So I have some vague and rambly ideas about cody ceci and player evaluation models and I apologize ahead of time for the long and ramblyness.
Gonna preface this with some general pfaff about kinds of certainty because every time I talk about model weaknesses or weirdnesses people get the wrong idea in the same wrong way.
In very broad terms, the "traditional way" of evaluating is built from the bottom up, like most of how humans learn things. Some things of which we are extremely certain, on top of them things of which we are pretty sure, on top of them the tendentious stuff, then the hot takes.
Model-based knowledge I think of as more inside-out. A big mess onto which some structure is imposed; where the myriad assumptions are all fairly well-satisfied it lines up right, out at the edges things get weird, the madness encroaches from the outside.
Less architecture and more map-making, if you like.
Anyhow, enough of that waffle, what about cody ceci. First, depth chart. He's had seven full (ish) seasons in the league. Never been primarily a third-pair guy; started as a #4 mostly, three seasons as a #2 and last season back to a #3-#4 with Toronto.
Now I have had the pleasure* of watching, at a rough guess, all but maybe ten or twenty of his games with Ottawa, somewhat fewer of his games with Toronto. I mention this as something like the opposite of an appeal to [my own] authority.
The reason that I don't trust any eye-test is not because I think most people judge what they see poorly, although they do. Canute was surely a very powerful king but that wasn't the reason why he could not command the tide. Still, my eyes are unusually useless.
That said, from the earliest days I saw what everyone watching cody ceci has seen: to observe him playing the puck is to be in a state of grievous distress. It leaps out at you. As if the man were beset by spirits.
But as I say, I do not trust my eyes anymore than anybody else's, no eyes of any skill can judge impact. That kind of complexity requires math (and sadly therefore computers).
So my "main" model is the one that estimates impacts on 5v5 shot rates, which are the most important aspect of hockey, if not all of it by any stretch. What about our lad Ceci.
The way the model works is that it tries to estimate a player's impact as of a specific instant, namely, the final moment of each regular season. After every season I update the estimate from as-of the previous off-season using the results from the season just finished.
So, rookie season, playing mostly with the finger-pointing slow-moving perpetually-stubbled ghost of chris phillips, ceci comes out looking pretty good - maybe not great defensively, but with some real offensive promise. Watching him you can see he can clearly skate.
The next season he splits his time between Jared Cowen and Patrick Wiercioch. (The top pair is EK witha rotating cast of Phillips, Borowiecki, and then mostly Methot) The results could not be more different.

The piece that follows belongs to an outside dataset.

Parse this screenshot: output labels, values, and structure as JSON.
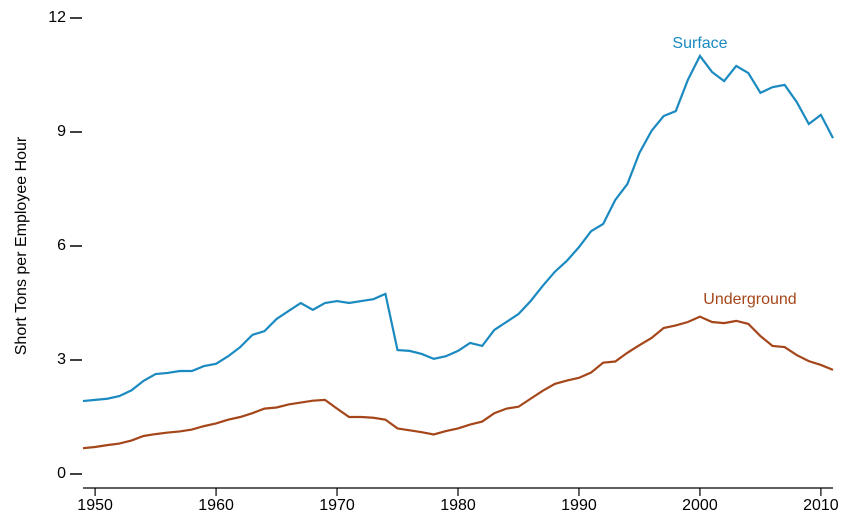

Model estimate at the end of this is that Ceci isn't really contributing much offence, defensive weaknesses start to stack up; nerds are starting to talk up Wiercioch's results but traditional types prefer Ceci, he skates better and throws hits. Puck use remains butchery.
Next season (15-16) Ceci plays with the same two as before but also a chunk of Dion Phaneuf and also four exciting games with Mike Kostka. The on-ice results are dire all-up but the crease /does/ remain clear and he scores ten himself.
Model evaluation at the end of the year: -2% xG/60 impact on offence to his own team's shots, +5% xG/60 to his opponent's shots. Starting to form a type by way of impact: a few points, physical, awful with the puck on his stick unless actually shooting.
Next year (16-17) the Senators think they finally have their top four sorted. Karlsson-Methot are the top pair, Ceci-Phaneuf is the second pair. Apart from the odd blip where they switch spots in icetime that's the whole season.
Part of why I highlight Phaneuf is that he's a known commodity and his end-of-season impact matches exactly during his time in Toronto and later in Ottawa (namely, blah offence, rough defence).
That's just what you want from a well-tuned model that tries to measure aspects of human performance: slow evolution over time, since human ability also changes slowly over time.
Senators with Ceci on the ice are dire offensively and blah defensively and Ceci personally cops most of the model blame. Forward teammates are a mixture of good (Stone, Pageau) and bad (Pyatt, Kelly) and other (Dzingel, Hoffman), and breadth of QoT makes me feel at ease.
That doesn't quite fit the "type" for Ceci, though; which is a little unusual; file that away.
That season was the one that the Senators went to the conference finals btw, the following off-season featured a LOT of recrimination and finger-pointing about "SEE we ARE good" versus "is it not CLEAR how much of that was LUCK". Much imbroglio
The Certainties on defence the following year (17-18) are Karlsson on the top pair and Ceci on the second pair. (Both righties, never together except for 26 hilariously bad (net -62% xG/60 lol) hail-mary-oh-god-we're-gonna-die minutes). The rest of the defence corps is A Mess.